In a surprising move, the U.S. House of Representatives voted the $940 billion farm bill down on Thursday. The Federal Agriculture Reform and Risk Management (FARRM) bill, a 620 some-odd page document touching on nearly every aspect of food and fiber production and welfare benifits, was expected to pass both the House and Senate with few issues.

The Washington Post reports the farm bill proposal failed in the House with 234 members voting against it – 62 Republicans and 172 Democrats. 195 members voted for the bill, all but 24 being Republicans.

However, a similar version of the bill passed last week in the Senate, with 66 senators in favor and 27 opposing, according to the Washington Post.

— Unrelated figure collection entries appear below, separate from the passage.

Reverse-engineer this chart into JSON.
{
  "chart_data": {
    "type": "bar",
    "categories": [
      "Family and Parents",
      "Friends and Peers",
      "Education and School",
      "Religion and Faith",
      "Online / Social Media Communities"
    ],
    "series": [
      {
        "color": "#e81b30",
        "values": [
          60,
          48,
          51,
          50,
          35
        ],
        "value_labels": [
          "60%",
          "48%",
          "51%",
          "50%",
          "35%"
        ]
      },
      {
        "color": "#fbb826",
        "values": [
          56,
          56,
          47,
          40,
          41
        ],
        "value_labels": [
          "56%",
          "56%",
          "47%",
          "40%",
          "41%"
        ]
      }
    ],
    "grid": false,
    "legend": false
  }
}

House Democrats opposed the bill due to its cuts in the Supplemental Nutrition Assistance Program, commonly referred to as “food stamps.” And although the measure called for deeper cuts in food stamp programs than its counterpart in the Senate, according to the New York Times, they were not enough to win Republican support. Nearly a quarter of the Republican caucus voted with the Democrats to defeat the bill. 


The House version of the bill included $20.5 billion in cuts on food stamps for low-income families over the next 10 years according to the Washington Post. 

Now House Republicans will either have to draft a new version, or possibly go to conference without a bill and negotiate a working document with the Senate. The Washington Post reports a similar scenario played out last year when the house failed to pass the highway bill.